L’Italia, e di questo ne siamo fieri, è il primo Paese in Europa ad aver promulgato una legge che cerca di ridurre i danni subiti dagli orfani speciali e cerca di facilitare il compito a tutte quelle famiglie affidatarie che si trovano spesso, di punto in bianco, a dover sostenere un ruolo al quale, il più delle volte, non sono economicamente preparate.
Meno fieri se pensiamo che il regolamento per accedere al fondo, che doveva essere emanato entro tre mesi dall’entrata in vigore della legge, non è stato, ad oggi, ancora deliberato e la legge, quindi, non può ancora produrre pienamente i suoi effetti.

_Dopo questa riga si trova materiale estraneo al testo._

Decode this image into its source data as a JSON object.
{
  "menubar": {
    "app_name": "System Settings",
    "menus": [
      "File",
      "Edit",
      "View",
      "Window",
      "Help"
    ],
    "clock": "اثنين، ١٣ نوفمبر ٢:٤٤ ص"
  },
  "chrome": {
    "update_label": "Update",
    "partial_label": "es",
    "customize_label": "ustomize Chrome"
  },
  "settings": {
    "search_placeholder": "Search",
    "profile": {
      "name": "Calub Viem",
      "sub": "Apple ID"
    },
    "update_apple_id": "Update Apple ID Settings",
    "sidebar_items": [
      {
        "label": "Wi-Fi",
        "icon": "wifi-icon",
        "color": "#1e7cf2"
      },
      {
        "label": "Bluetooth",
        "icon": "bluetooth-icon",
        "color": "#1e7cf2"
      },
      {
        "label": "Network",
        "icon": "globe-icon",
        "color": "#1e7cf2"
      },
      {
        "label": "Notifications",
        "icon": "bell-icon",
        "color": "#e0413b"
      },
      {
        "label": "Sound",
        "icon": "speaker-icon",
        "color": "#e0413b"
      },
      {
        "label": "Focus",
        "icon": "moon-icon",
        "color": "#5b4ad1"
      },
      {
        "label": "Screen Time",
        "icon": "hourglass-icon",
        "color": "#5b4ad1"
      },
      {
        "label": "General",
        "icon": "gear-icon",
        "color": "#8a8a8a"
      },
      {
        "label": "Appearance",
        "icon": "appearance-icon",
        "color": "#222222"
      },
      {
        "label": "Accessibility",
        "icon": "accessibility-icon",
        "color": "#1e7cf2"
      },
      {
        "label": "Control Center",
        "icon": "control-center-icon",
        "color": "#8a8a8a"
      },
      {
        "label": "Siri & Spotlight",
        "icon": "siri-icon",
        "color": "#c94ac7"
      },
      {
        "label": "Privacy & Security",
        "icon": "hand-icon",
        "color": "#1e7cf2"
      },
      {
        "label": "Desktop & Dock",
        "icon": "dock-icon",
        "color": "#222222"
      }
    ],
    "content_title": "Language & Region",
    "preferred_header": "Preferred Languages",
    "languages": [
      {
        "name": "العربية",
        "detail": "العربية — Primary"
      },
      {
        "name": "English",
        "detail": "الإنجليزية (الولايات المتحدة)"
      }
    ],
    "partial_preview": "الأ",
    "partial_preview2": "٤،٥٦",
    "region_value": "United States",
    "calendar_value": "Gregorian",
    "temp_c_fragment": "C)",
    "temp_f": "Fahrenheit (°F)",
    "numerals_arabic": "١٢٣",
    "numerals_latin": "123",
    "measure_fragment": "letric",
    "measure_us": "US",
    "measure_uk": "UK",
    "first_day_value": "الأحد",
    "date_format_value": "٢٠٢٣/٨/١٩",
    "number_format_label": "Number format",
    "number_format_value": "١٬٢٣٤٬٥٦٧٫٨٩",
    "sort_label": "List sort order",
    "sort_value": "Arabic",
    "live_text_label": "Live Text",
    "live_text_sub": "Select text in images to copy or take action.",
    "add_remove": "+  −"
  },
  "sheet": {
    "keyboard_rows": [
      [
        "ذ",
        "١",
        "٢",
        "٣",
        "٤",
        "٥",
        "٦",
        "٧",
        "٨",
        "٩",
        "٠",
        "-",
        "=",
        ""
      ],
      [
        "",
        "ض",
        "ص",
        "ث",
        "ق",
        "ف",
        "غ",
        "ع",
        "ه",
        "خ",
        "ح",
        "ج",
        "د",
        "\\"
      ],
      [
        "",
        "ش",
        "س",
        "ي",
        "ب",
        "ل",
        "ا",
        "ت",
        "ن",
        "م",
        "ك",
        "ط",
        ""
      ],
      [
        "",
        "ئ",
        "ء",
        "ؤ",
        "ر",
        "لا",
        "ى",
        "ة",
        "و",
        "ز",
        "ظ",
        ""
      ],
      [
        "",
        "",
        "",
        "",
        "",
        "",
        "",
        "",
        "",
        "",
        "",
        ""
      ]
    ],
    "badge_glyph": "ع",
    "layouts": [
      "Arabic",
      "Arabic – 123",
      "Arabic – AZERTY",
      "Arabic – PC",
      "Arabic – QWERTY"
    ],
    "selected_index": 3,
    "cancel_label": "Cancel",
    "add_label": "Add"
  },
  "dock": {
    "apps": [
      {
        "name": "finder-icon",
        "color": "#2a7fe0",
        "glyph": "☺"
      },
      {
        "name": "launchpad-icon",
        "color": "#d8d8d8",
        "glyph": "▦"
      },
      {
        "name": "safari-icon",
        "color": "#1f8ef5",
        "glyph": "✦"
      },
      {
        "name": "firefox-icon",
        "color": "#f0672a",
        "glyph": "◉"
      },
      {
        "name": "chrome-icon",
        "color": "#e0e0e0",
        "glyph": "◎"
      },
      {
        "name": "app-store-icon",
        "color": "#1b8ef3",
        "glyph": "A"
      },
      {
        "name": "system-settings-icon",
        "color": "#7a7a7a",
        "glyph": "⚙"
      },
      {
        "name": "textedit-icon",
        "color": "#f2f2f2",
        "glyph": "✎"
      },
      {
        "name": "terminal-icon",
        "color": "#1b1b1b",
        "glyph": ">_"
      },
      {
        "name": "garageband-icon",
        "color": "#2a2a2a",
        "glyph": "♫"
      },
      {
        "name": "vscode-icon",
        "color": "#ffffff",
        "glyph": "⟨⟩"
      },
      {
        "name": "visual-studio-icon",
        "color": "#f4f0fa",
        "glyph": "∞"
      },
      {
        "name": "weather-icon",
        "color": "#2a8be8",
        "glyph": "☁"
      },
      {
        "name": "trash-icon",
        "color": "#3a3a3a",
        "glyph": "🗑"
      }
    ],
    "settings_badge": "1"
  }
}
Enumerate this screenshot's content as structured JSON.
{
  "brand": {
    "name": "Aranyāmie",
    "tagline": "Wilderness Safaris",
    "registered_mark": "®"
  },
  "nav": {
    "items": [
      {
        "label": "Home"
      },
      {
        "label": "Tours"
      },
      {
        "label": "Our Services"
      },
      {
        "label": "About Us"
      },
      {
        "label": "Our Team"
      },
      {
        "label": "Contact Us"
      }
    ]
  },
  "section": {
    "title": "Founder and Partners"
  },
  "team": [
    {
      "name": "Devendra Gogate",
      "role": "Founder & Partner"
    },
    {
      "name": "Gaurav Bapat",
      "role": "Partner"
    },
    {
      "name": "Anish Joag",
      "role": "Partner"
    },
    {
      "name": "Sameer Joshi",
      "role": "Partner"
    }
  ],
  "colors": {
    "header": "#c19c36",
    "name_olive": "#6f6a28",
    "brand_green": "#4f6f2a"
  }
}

Anche sul piano delle strutture, o delle professionalità preparate a gestire queste emergenze, tutto sembra essere delegato alle associazioni di volontariato o ai privati, ai Comuni e alle Regioni più virtuose.
Per chi resta, dunque, i problemi sono ancora all’ordine del giorno e ancora troppe sono le incognite.
Siamo entrati in punta di piedi. Ne usciamo un po’ scalciando di fronte a una legge incompiuta che ha un po’ il sapore della trascuratezza o, peggio, dell’indifferenza e con la convinzione che la strada per l’inferno sia sempre la solita, quella lastricata di buone intenzioni abbandonate a dormire su qualche scrivania, e che possiamo adottare universalmente, anche se pronunciata per altri contesti, la frase della Senatrice Liliana Segre: “L’indifferenza è peggio della violenza. Dall’indifferenza non puoi difenderti”.
L’indifferenza è vuoto e buio trasversale. Occorrono, quanto prima, risposte.